There are two issues that I want to blather on about in this article. First is the "use" of Allen and Van as devices for development of one of the themes of Escaflowne. The second is about Folken's character and his place in the series.
In the last several episodes of Escaflowne, we have begun to see the show's theme or moral lesson. In episode 26, Isaac's ghost explains it quite directly. People cause war. Those who desire conflict, those who hate and want to kill, cause the death and decimation that is war. Van and Allen are both this type of person.

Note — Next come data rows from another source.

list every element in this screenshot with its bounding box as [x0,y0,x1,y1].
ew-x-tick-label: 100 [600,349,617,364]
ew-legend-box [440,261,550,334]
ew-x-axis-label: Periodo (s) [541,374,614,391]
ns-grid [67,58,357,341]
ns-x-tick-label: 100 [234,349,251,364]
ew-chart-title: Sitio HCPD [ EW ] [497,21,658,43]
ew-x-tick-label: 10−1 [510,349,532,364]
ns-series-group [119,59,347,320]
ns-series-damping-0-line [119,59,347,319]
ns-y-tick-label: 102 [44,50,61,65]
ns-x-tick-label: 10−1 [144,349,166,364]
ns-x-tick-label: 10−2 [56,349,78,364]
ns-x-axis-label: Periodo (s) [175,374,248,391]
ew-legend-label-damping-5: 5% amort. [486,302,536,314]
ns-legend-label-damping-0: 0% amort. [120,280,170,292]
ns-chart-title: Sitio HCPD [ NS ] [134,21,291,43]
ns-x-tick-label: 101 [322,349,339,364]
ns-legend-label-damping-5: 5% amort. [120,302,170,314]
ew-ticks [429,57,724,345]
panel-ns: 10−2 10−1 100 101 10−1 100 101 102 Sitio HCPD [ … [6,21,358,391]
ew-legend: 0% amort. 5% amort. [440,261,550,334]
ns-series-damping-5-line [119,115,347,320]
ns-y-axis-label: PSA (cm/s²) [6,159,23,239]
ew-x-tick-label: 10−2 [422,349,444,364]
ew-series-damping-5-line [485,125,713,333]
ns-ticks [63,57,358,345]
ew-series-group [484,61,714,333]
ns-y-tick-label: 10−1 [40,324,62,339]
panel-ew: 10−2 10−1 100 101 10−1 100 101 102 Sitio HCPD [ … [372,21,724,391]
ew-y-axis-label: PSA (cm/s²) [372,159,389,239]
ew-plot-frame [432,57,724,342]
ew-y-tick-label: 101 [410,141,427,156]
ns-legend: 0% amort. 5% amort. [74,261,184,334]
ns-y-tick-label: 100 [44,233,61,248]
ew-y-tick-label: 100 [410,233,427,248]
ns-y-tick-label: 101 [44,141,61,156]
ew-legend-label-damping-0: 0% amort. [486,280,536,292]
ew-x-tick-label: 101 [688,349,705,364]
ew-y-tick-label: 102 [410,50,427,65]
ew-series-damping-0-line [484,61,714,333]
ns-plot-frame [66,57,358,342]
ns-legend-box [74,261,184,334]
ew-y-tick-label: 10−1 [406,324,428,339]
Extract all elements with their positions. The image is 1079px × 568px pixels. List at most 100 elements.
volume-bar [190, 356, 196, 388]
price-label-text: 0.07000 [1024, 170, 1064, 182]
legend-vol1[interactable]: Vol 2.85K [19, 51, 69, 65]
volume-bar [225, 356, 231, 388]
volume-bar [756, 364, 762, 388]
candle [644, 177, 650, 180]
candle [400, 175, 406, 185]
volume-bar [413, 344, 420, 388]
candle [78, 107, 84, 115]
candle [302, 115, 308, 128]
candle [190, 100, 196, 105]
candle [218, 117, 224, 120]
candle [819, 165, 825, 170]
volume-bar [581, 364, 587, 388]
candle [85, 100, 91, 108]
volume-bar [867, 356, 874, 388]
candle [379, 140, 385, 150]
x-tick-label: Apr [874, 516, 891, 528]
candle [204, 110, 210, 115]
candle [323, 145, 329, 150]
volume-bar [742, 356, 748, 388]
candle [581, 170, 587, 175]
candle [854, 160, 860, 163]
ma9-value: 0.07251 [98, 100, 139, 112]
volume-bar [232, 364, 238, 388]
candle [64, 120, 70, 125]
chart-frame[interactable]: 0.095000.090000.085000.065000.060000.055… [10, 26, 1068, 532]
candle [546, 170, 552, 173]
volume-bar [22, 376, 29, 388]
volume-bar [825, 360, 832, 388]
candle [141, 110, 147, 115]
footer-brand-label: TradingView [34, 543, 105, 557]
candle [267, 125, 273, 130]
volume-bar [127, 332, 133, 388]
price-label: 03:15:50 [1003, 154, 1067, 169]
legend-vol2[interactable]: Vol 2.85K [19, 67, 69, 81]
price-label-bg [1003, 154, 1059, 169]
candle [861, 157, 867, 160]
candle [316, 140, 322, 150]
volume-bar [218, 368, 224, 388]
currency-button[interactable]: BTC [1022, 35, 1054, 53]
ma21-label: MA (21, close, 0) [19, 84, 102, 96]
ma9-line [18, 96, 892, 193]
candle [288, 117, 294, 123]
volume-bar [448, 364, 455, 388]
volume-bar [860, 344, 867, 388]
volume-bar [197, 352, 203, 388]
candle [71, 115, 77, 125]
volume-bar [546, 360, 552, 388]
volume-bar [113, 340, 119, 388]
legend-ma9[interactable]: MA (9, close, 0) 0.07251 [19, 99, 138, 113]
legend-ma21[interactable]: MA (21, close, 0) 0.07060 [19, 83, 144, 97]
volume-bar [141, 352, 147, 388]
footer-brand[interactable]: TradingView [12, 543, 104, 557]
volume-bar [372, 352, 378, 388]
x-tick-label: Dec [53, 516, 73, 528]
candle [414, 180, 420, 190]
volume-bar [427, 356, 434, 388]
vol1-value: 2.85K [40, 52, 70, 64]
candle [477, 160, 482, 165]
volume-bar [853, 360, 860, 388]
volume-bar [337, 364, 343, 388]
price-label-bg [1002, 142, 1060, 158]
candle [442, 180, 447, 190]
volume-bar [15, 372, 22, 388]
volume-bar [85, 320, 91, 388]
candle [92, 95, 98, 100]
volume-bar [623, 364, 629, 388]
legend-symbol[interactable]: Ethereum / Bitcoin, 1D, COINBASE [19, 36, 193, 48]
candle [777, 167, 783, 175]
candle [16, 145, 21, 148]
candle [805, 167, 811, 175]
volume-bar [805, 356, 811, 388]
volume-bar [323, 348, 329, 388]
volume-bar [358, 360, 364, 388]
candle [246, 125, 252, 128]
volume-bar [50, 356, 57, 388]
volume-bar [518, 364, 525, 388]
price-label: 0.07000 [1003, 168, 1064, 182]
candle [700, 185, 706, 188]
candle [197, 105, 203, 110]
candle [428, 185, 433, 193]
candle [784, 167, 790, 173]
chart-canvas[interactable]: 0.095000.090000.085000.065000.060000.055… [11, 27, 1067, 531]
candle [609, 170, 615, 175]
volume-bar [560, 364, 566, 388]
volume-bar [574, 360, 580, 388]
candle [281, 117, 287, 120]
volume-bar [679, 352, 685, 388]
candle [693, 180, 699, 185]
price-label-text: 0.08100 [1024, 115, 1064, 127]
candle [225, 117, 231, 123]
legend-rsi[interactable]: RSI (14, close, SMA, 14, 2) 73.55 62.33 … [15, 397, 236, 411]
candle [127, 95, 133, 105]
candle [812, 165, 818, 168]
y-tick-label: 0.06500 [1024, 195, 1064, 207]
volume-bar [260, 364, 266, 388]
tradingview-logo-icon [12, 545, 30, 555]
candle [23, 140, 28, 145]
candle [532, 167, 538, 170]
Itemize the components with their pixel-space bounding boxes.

More and more in the final episodes, this becomes all too clear. Hitomi begs Van not to kill for the sake of her protection. Just watch the bloodlust flare in Van's eyes when he enters battle! The first time we really got a good look at Van's vicious nature was when he brutally slaughtered Dilandau's lackeys and Escaflowne turned black. At first, I thought that the aftereffects of being drawn into that ghostly world would change Van's attitude. However, when Allen told Hitomi that all warriors go through a trial where they learn to deal with killing, he didn't tell her the outcome of those thoughts. The altering of one's morals and thought patterns to justify objectionable past actions is a well-known psychological phenomenon. Van begins to enjoy the killing.
In Fanelia, while meeting with Folken, earth dragons attack, but they seek only Van, for he carries the most rage. Folken proves also that a heart at peace can overcome this when he stops the dragon and Van. Still, Van pays no heed to his brother nor to Hitomi, both of whom urge him to remove himself from conflicts.

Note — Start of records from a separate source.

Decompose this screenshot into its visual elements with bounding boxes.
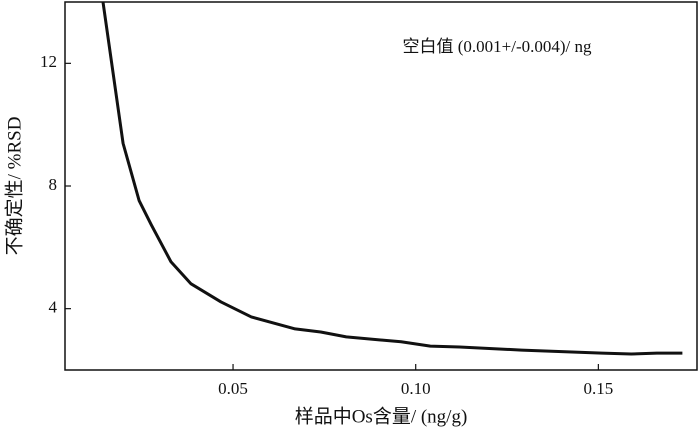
y-tick-label: 4: [49, 298, 58, 317]
x-axis-label: 样品中Os含量/ (ng/g): [295, 405, 468, 427]
x-tick-label: 0.15: [583, 379, 613, 398]
x-tick-label: 0.05: [218, 379, 248, 398]
y-tick-label: 12: [40, 52, 57, 71]
data-line: [101, 1, 683, 356]
y-tick-label: 8: [49, 175, 58, 194]
x-tick-label: 0.10: [401, 379, 431, 398]
annotation: 空白值 (0.001+/-0.004)/ ng: [402, 37, 592, 56]
y-axis-label: 不确定性/ %RSD: [3, 117, 25, 256]
plot-frame: [64, 1, 698, 371]
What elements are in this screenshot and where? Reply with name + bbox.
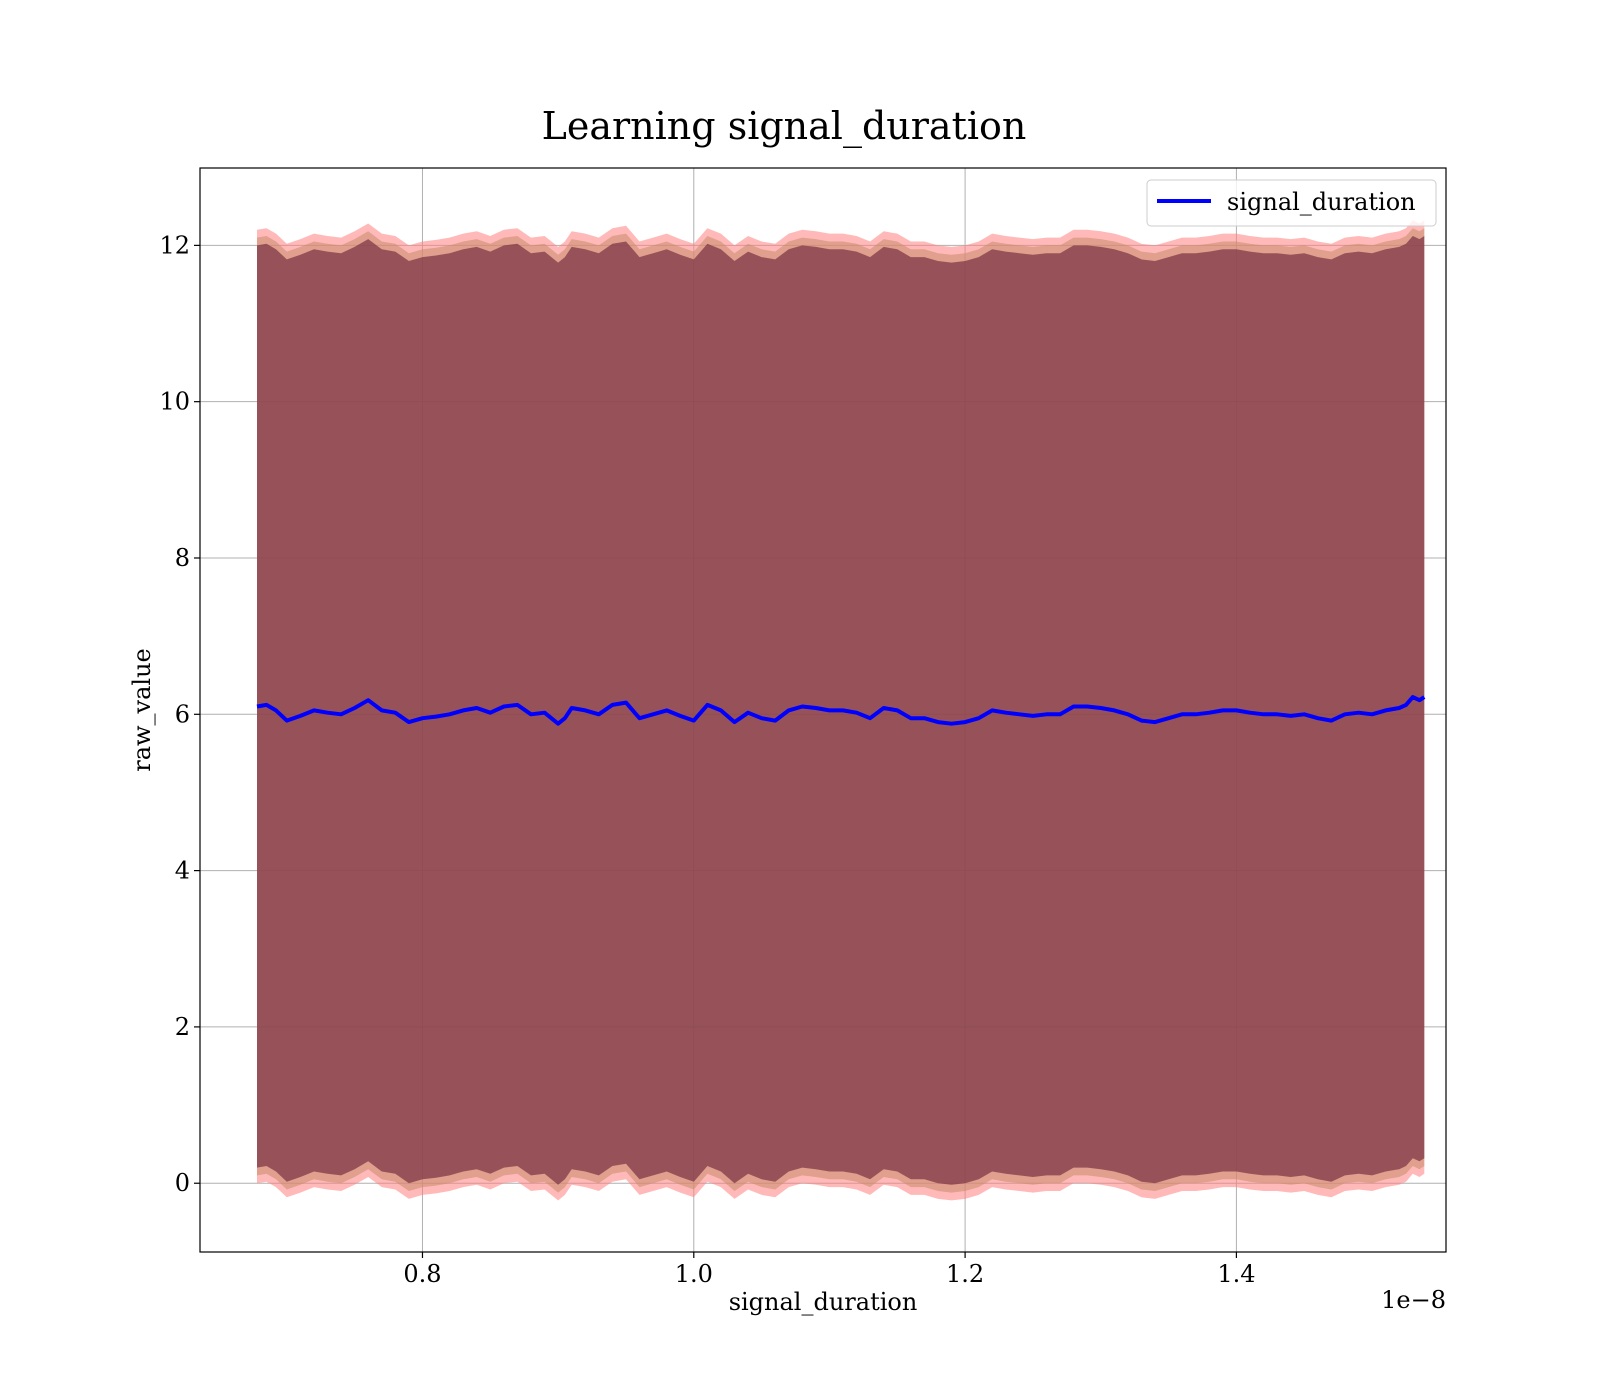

In the last episode, Van's malice reaches its peak as he kills soldier after soldier. It all culminates when Van and Allen fight (as seen in the opening credits) just because they enjoy it. Can Van finally understand why killing and war are wrong before he is consumed by his own fury?
Folken Lakur de Fanel, inventor of the stealth manteau and once heir to the throne of Fanelia, it can argued, was the true main character of Escaflowne. I'm not up on my literary criticism and analysis studies (and grammar), but I think that a fair case can be put forth that Folken is a tragic hero. His story is told through Hitomi and thus is mixed in with her own a bit, but it's all there.

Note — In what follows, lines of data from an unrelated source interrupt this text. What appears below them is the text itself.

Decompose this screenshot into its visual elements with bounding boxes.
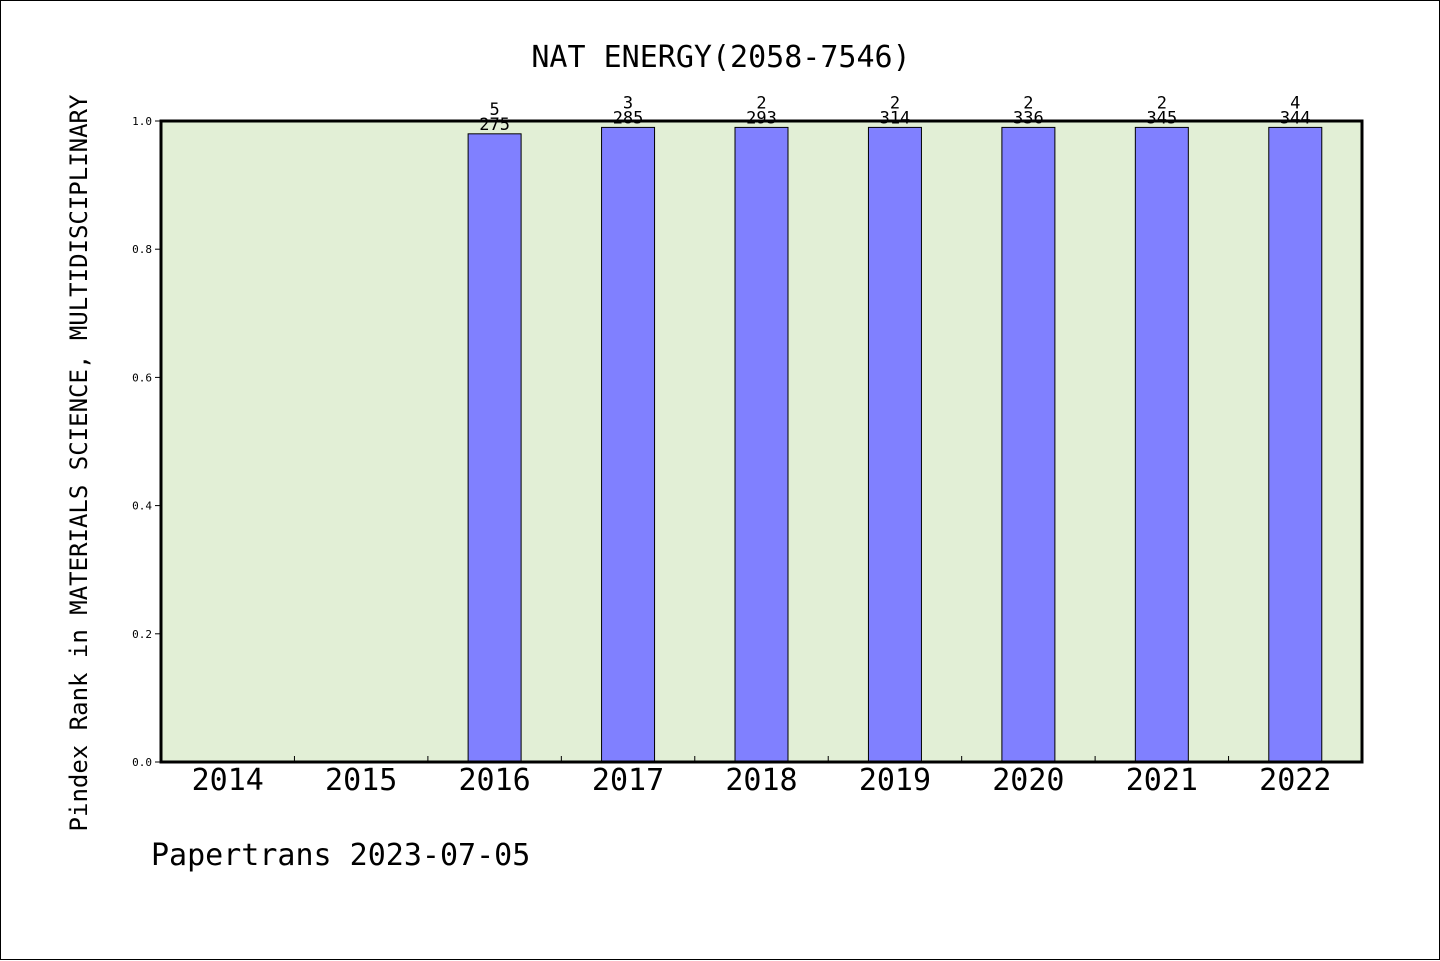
y-axis-label: Pindex Rank in MATERIALS SCIENCE, MULTID… (65, 94, 93, 831)
bar-2020 (1001, 126, 1056, 763)
bar-rank-label: 2 (890, 93, 900, 113)
footer-credit: Papertrans 2023-07-05 (151, 838, 530, 873)
bar-rank-label: 4 (1290, 93, 1300, 113)
y-tick-label: 0.0 (132, 756, 152, 769)
bar-total-label: 345 (1146, 108, 1177, 128)
x-tick-label: 2015 (325, 763, 397, 798)
bar-2019 (867, 126, 922, 763)
bar-total-label: 293 (746, 108, 777, 128)
bar-2016 (467, 133, 522, 763)
bar-2018 (734, 126, 789, 763)
x-tick-label: 2022 (1259, 763, 1331, 798)
bar-total-label: 285 (613, 108, 644, 128)
bar-2017 (601, 126, 656, 763)
y-tick-label: 0.8 (132, 243, 152, 256)
bar-total-label: 314 (880, 108, 911, 128)
x-tick-label: 2017 (592, 763, 664, 798)
y-tick-label: 0.4 (132, 500, 152, 513)
bar-rank-label: 2 (756, 93, 766, 113)
chart-title: NAT ENERGY(2058-7546) (531, 40, 910, 75)
bar-total-label: 344 (1280, 108, 1311, 128)
x-axis-ticks: 2014 2015 2016 2017 2018 2019 2020 2021 2022 (192, 756, 1331, 798)
x-tick-label: 2019 (859, 763, 931, 798)
x-tick-label: 2021 (1126, 763, 1198, 798)
bar-rank-label: 3 (623, 93, 633, 113)
y-tick-label: 0.2 (132, 628, 152, 641)
bar-rank-label: 2 (1023, 93, 1033, 113)
bar-rank-label: 2 (1157, 93, 1167, 113)
y-axis-ticks: 0.0 0.2 0.4 0.6 0.8 1.0 (132, 115, 161, 769)
x-tick-label: 2020 (992, 763, 1064, 798)
bar-2022 (1268, 126, 1323, 763)
bar-rank-label: 5 (489, 100, 499, 120)
x-tick-label: 2016 (458, 763, 530, 798)
bar-total-label: 275 (479, 115, 510, 135)
bars-group (467, 126, 1323, 763)
plot-border (159, 119, 1364, 764)
y-tick-label: 1.0 (132, 115, 152, 128)
bar-total-label: 336 (1013, 108, 1044, 128)
x-tick-label: 2018 (725, 763, 797, 798)
bar-2021 (1134, 126, 1189, 763)
x-tick-label: 2014 (192, 763, 264, 798)
y-tick-label: 0.6 (132, 371, 152, 384)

Folken knew from the very start that killing is wrong. We are shown this in flashbacks to Van's childhood. Folken took up the dragon hunt to prevent that responsibility from falling upon Van because he didn't want his innocent brother stained with blood. Unfortunately, Folken, lacking bloodlust himself, was maimed. Then the dragon, sensing Folken's kind heart, left him alone once he was... disarmed. After being picked up by Isaac and learning to deal with his "new parts", he comes to believe that a world without anger and fear can be created with fate-altering devices.
He rescues two young catwomen from racist humans and raises them with love and kindness. Surely he is not a bad guy. His attempts to explain the truth to his younger brother is met with the cold stone of Van's heart. Eventually, he learns that Isaac's moral disposition isn't exactly coincident with his own. In the end, he resolves that he must kill Isaac and himself by consequence of reaction. He even says that he is exchanging his life so that Gaea and Van will have a better future. Truly, Folken is the hero of this story. Well, he's my favorite character, at least.